Tony Stark, they finally have to admit, simply wants to be around them. Likes them, even. Has accepted them at every turn with absolutely zero expectation that they should change.

Eddie’s never had that before. Venom sure as fuck hasn’t either. The realization is overwhelming, a tight heat in their chest akin to panic, but somehow pleasant.

Tony Stark likes them. Huh.

***

The trip back to the car is blessedly quiet, and they welcome the opportunity to breathe cleaner air, mentally wash themselves of the burden of too much smell, light, noise, sensation and just. Be. Stark is leaning against the railing next to them, relaxed like a weight has suddenly sloughed from his shoulders, like he’s mentally washing off the contamination as much as they are. There’s a glittering in the corner of his eye when he catches them watching, but they don’t look away and he doesn’t seem to mind, a tired smile tugging at the corner of his mouth.

“Thank you.”

“Eh.” They shrug, trying to look nonchalant and shift their gaze to the metal doors in a vain attempt to hide the hint of blush creeping along their cheeks.

“No, seriously, I invited you into the lion’s den, and it was purely a selfish move on my part. No one in their right mind likes being in that kind of atmosphere and I drug you in right alongside me. I’m the asshole stuck in quicksand who reaches out to grab his best friend and drag him in with him.” They can’t help but smile at the man, bewildered _, flabbergasted_ , because he’s talking like they did him a _favor_ of all things. At this point, they’d gladly go galivanting into hell beside Stark, no invitation required, but they keep that to themselves.

“Bunch of duplicitous, shallow, narrow-world-view-having magpies. All of them. What does it take to get people to look past their own self-interest?”

They shrug, thinking about it themselves. “Your kind are like that.” It’s not the right thing to say. Stark shutters off and whips around to face them faster than they can blink, in their face in a way no one else would dare to attempt, practically snarling.

“Excuse me?” Their jaw feels like it is hanging at approximately the level of their shoes, Venom having raised their hands in surrender the moment Stark’s ire flared up to sucker punch them in the nose. “Humans, Stark. Your kind like, as in humans. Not… you’re not like that. You know you’re not and you know we didn’t mean it that way.” The deflation is immediate and almost comical and has them grinning unapologetically despite themselves. Stark just huffs, hackles smoothing back down as he retakes his position and mulls it over.

“Yea, well.” Tony’s head weaves back and forth like he’s weighing potential arguments, and it appears he finally deems them lacking. He concedes the point with a subtle bow in their direction and their chest expands pleasantly at the acknowledgement. Agreement. Acceptance. So many subtle things Stark gives them all the time, unthinkingly, easy as breathing. They wonder is he even realizes the gift he has inadvertently given them. The night’s been enough of an internal shell shock that they actually find it in themselves too _ask_.

“What do you mean?” Stark’s puzzlement, as genuine as everything else about him once you know were to look, has the quiet contentment inside them bubbling on a low boil. The grin reflecting in his glasses is sharp as razors, pleased as a lion with a fresh kill, and Tony’s eyes crinkle at the edges in response.
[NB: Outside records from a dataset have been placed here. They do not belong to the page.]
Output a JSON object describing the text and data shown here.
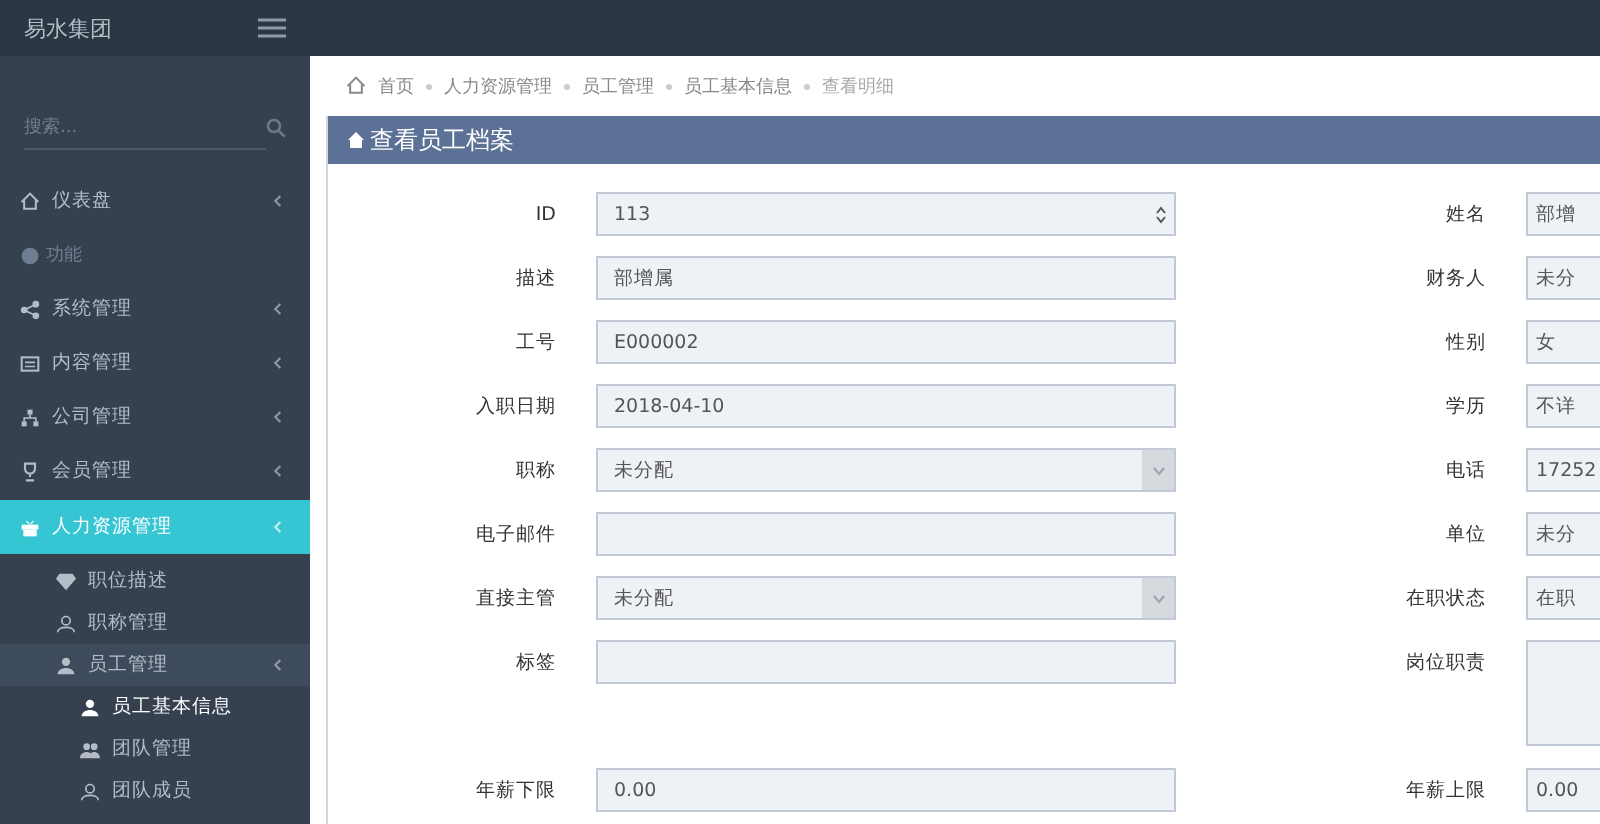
{
  "brand": "易水集团",
  "search": {
    "placeholder": "搜索..."
  },
  "menu": [
    {
      "label": "仪表盘",
      "kind": "link",
      "has_submenu": true,
      "selected": false
    },
    {
      "label": "功能",
      "kind": "heading",
      "has_submenu": false,
      "selected": false
    },
    {
      "label": "系统管理",
      "kind": "link",
      "has_submenu": true,
      "selected": false
    },
    {
      "label": "内容管理",
      "kind": "link",
      "has_submenu": true,
      "selected": false
    },
    {
      "label": "公司管理",
      "kind": "link",
      "has_submenu": true,
      "selected": false
    },
    {
      "label": "会员管理",
      "kind": "link",
      "has_submenu": true,
      "selected": false
    },
    {
      "label": "人力资源管理",
      "kind": "link",
      "has_submenu": true,
      "selected": true,
      "children": [
        {
          "label": "职位描述",
          "has_submenu": false,
          "selected": false
        },
        {
          "label": "职称管理",
          "has_submenu": false,
          "selected": false
        },
        {
          "label": "员工管理",
          "has_submenu": true,
          "selected": true,
          "children": [
            {
              "label": "员工基本信息",
              "selected": true
            },
            {
              "label": "团队管理",
              "selected": false
            },
            {
              "label": "团队成员",
              "selected": false
            }
          ]
        }
      ]
    }
  ],
  "breadcrumb": [
    "首页",
    "人力资源管理",
    "员工管理",
    "员工基本信息",
    "查看明细"
  ],
  "panel": {
    "title": "查看员工档案"
  },
  "left_fields": [
    {
      "label": "ID",
      "value": "113",
      "kind": "number"
    },
    {
      "label": "描述",
      "value": "部增属",
      "kind": "text"
    },
    {
      "label": "工号",
      "value": "E000002",
      "kind": "text"
    },
    {
      "label": "入职日期",
      "value": "2018-04-10",
      "kind": "text"
    },
    {
      "label": "职称",
      "value": "未分配",
      "kind": "select"
    },
    {
      "label": "电子邮件",
      "kind": "text"
    },
    {
      "label": "直接主管",
      "value": "未分配",
      "kind": "select"
    },
    {
      "label": "标签",
      "kind": "text"
    }
  ],
  "right_fields": [
    {
      "label": "姓名",
      "value": "部增",
      "kind": "text"
    },
    {
      "label": "财务人",
      "value": "未分",
      "kind": "text"
    },
    {
      "label": "性别",
      "value": "女",
      "kind": "text"
    },
    {
      "label": "学历",
      "value": "不详",
      "kind": "text"
    },
    {
      "label": "电话",
      "value": "17252",
      "kind": "text"
    },
    {
      "label": "单位",
      "value": "未分",
      "kind": "text"
    },
    {
      "label": "在职状态",
      "value": "在职",
      "kind": "text"
    },
    {
      "label": "岗位职责",
      "kind": "textarea"
    }
  ],
  "salary_fields": [
    {
      "label": "年薪下限",
      "value": "0.00",
      "kind": "text"
    },
    {
      "label": "年薪上限",
      "value": "0.00",
      "kind": "text"
    }
  ]
}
Definitely not the response their teeth would get from anyone else.

“You are the only one who wouldn’t challenge that.” He wields a raised eyebrow expertly, louder than a verbal demand to expand, make sense of the nonsense they’ve suddenly started spouting, and they try. There’s a chance, they are starting to think, that Stark just might be able to understand, if only a little. “The ‘Your Kind’ comment. Anyone else would argue about how human we are or skip right to mad panic like the deep end is right around the corner. Like the moment they take their eyes off us, we’ll dive straight in and start a bloodbath or something.” Halfway though the comment more honest than they have given another soul since their unity, their being slowly divides. On one side, the bone deep comfort Tony inspires in them, putting them entirely at ease, content, safe. One the other, spider-like fissures of tension go running up their spine, uncertainty vying for attention, warning them to stop before they cross some invisible line, share more than Tony is willing to take, drive him away. Just like Anne.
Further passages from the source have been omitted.